I understand the patient data spans across two years (2003 and 2004). Can you throw more light on data that would answer the following questions?

  • This is a repetitive question on what exactly the variable ICD9CODX in the conditions data mean. The data dictionary defines this as “Patient Condition”. Does this mean “Patient Condition for which the individual visited the hospital?” If so, doesn’t this confirm that the Pneumonia patients in this file are not nosocomial?

  • While I understand the variables ICD9CODX in the conditions file and the diagnosis variables ICD1X to ICD4X in the hospital file gives the condition of the patient in the course of the year, what is the relationship between the values of these variables in the two files? For example, there are cases where the conditions in the Condition file do not exactly match with the conditions in the hospital file (DUPERSID = “20048015”)

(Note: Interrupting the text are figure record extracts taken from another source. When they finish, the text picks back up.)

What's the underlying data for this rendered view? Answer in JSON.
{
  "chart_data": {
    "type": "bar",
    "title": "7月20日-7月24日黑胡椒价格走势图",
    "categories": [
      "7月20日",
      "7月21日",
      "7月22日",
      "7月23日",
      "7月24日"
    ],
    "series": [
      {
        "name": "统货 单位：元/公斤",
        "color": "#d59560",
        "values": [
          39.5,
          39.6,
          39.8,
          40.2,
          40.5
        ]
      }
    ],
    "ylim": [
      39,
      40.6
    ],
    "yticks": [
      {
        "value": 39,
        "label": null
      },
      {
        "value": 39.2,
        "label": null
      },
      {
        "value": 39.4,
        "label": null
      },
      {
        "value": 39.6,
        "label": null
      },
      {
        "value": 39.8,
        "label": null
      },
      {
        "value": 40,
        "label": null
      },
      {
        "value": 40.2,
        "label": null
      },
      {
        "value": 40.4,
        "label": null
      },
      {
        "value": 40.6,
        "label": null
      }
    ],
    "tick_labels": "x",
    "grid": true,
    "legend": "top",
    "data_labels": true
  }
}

  • I was of the understanding that conditions file will be used for identifying the Pneumonia patients which then can be used to classify if it was nosocomial or not. But, out of 971 unique patients identified with Pneumonia (ICD9CODX between 479 and 487), there are 693 patients who are not identified with Pneumonia using the primary or secondary diagnosis code in the hospital file. Is the hospital file complete?

  • For conditions and demographic files, it is clear on what the duplicate records by the unique identifier (DUPERSID) mean. However, the same is not quite clear for the Hospital and Medication files. For example, The Dupersid “20048015” has four records in the conditions file one record each for different values of ICD9CODX. The values of ICD9CODX in the conditions file are 401, 195, 787 and 300. However, for the same DUPERSID, four records are found in the Hospital file. Of these, two records have ICD1X takes the value 195 and two records have 560 for ICD1X.

(i) Why are there duplicates for ICD1X when there is only one record for a condition in the conditions file? What does
the
duplicate record for the same condition mean in the hospital file?

(ii) The condition 560 found in the hospital file is not found in the conditions file. Why could this happen?

(iii) The conditions 401, 787 and 300 present in the conditions file are missing in the hospital file. How do we explain
this?

(iv) There are 41 records for DUPERSID (20048015) in medication file. How do we interpret the duplicate records in
the file?

(v) In general, how do we interpret the duplicates for an individual in the hospital and the medications files?

  • There are about 83% of records for which many key variables like SPECCOND, RSNINHOS and most of the variables in hospital file are missing. How do we interpret the missing values?

  • There are 10% of records in the Demographic file for which EDUCYEAR takes the value -1. -1 is not specified in the data dictionary. Does -1 indicate “Inapplicable”?

  • What is the relation between Poverty and Income variable? 35% of Individual with 0 income are classified with Poverty = 4 and 5. So, I am just curious to understand if poverty is based on a broader classification.